Ketua Umum Laskar The Iwan, Iwan Bongkar, menyampaikan apresiasi terhadap sikap salah satu wartawan berinisial H beserta keluarganya yang lebih mengedepankan nilai kemanusiaan dalam insiden laka yang terjadi di Kabupaten Jeneponto.
“Hanya kurang dari 10 persen pelaku laka yang mau bertanggung jawab secara kemanusiaan. Namun saudara H memilih mengantar lawan lakanya ke layanan medis, menunjukkan bahwa masih ada orang berakhlak baik,” ujar Iwan di hadapan pengurus dan wartawan di Markas Besar Laskar The Iwan Indonesia.

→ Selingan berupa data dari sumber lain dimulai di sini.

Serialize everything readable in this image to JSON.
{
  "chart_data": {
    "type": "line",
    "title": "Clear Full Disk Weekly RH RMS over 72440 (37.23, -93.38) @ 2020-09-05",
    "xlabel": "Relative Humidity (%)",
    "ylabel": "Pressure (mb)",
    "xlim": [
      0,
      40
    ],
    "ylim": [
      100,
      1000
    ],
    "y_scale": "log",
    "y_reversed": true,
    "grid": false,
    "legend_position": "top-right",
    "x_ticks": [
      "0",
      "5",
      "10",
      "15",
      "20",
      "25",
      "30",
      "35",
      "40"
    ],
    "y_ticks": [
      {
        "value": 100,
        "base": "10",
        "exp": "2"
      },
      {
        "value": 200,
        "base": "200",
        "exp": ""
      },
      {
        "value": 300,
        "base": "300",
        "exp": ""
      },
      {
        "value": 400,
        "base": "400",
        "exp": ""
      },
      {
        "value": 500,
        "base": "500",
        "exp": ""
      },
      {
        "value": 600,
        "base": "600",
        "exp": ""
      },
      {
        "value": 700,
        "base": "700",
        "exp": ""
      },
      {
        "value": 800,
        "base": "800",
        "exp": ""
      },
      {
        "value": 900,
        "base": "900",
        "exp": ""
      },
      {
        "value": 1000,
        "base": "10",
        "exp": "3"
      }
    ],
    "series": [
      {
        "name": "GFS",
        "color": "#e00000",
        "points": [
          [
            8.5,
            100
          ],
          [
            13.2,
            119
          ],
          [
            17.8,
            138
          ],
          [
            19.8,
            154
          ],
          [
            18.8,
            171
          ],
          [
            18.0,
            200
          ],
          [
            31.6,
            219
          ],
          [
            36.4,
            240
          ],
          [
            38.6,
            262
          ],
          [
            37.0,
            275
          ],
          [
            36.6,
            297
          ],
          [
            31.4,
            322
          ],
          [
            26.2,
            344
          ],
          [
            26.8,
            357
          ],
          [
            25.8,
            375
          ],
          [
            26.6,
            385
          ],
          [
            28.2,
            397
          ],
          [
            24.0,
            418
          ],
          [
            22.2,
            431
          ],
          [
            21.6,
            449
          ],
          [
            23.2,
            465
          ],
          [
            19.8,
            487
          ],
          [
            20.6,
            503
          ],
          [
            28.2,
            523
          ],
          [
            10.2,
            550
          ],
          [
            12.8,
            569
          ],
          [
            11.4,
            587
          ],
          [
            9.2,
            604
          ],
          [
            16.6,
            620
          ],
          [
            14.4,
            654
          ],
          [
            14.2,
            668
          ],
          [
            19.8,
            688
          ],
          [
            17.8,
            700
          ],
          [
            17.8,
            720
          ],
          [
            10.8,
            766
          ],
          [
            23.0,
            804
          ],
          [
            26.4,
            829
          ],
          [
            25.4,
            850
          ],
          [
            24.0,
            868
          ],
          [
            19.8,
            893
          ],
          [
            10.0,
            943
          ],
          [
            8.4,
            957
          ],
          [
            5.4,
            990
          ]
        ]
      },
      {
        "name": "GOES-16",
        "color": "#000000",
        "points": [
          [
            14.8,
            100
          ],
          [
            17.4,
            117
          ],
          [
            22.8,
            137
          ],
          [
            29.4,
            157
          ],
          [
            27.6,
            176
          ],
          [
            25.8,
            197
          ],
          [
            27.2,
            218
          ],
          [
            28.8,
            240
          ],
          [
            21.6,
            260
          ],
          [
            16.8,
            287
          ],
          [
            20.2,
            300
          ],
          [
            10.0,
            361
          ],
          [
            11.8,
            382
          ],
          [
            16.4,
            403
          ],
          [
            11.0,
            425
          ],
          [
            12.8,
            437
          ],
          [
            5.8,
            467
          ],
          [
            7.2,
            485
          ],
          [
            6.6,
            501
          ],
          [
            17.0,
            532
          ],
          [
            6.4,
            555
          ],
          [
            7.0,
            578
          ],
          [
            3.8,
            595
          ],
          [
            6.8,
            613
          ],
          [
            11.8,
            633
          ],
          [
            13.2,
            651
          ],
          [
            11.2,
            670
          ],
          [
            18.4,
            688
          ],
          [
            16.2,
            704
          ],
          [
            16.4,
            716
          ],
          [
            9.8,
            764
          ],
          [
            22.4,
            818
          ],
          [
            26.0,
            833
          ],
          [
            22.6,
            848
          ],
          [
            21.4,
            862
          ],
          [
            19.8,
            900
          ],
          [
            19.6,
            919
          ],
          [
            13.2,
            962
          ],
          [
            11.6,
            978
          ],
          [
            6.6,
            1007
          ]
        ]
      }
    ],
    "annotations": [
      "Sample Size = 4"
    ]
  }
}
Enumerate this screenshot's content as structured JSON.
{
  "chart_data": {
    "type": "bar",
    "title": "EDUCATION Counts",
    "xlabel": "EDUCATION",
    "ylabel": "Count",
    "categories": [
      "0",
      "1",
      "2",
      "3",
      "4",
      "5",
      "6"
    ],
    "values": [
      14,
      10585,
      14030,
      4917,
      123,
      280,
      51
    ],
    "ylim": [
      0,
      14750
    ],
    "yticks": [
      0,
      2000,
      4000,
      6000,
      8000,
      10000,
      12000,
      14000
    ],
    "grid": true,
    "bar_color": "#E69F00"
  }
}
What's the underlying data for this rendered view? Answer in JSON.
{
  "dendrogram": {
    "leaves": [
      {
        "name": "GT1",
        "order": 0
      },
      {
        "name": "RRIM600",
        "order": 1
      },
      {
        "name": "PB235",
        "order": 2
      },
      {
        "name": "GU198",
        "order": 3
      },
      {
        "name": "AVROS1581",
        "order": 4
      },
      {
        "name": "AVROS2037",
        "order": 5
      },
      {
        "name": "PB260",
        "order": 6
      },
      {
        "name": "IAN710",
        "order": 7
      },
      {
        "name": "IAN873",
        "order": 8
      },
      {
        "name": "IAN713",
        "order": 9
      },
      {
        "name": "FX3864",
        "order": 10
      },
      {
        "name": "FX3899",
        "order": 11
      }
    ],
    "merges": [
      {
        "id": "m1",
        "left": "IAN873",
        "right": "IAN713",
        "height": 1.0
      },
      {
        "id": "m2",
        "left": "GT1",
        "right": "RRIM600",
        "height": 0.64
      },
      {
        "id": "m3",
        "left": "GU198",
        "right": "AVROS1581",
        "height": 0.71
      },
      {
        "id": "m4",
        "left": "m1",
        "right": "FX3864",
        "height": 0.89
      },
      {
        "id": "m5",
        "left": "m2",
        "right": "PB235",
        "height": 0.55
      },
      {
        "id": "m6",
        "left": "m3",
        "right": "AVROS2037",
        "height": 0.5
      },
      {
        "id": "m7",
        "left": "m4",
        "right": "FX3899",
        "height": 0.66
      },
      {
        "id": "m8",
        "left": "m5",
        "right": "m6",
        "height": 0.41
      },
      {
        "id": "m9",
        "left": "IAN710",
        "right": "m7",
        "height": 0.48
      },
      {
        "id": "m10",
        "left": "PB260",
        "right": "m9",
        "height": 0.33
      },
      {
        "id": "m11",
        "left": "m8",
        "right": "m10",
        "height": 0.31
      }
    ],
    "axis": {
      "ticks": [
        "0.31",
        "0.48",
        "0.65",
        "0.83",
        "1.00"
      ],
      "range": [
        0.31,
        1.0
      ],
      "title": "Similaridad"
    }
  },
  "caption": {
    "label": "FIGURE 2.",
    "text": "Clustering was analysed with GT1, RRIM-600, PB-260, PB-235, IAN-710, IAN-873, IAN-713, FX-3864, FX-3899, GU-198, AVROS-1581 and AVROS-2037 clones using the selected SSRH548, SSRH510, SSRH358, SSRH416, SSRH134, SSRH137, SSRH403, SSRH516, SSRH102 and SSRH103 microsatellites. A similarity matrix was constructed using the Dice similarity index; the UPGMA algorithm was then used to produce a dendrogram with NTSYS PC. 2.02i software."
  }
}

Iwan juga menyampaikan keprihatinannya terhadap peristiwa yang menimpa seorang wartawan lainnya, berinisial S alias Andi, yang dikenal sebagai anggota Laskar Sinri’Jala Indonesia. Ia mengecam oknum polisi yang memberikan kesaksian palsu dalam bentuk rekaman suara yang beredar.
“Dalam rekaman tersebut, terdengar upaya oknum membela korban dengan memberikan keterangan palsu soal kelengkapan SIM. Namun, keterangan itu langsung terbantahkan di tempat kejadian,” tegas Iwan.
Usai mendengarkan rekaman tersebut, sebanyak 10 anggota Laskar The Iwan yang hadir serentak menyatakan siap mengawal kasus laka tersebut hingga tuntas.
“Kami siap turun aksi di Polda Sulsel,” seru para anggota yang hadir.
Iwan juga menyoroti adanya permintaan uang dari pihak korban dengan jumlah yang dinilai memberatkan. Ia mempertanyakan legalitas korban dalam menggunakan jalan raya jika memang tidak memiliki SIM saat kecelakaan terjadi.
“Kalau dia sadar hukum dan tidak punya SIM, apa haknya menggunakan jalan raya?” tutup Iwan.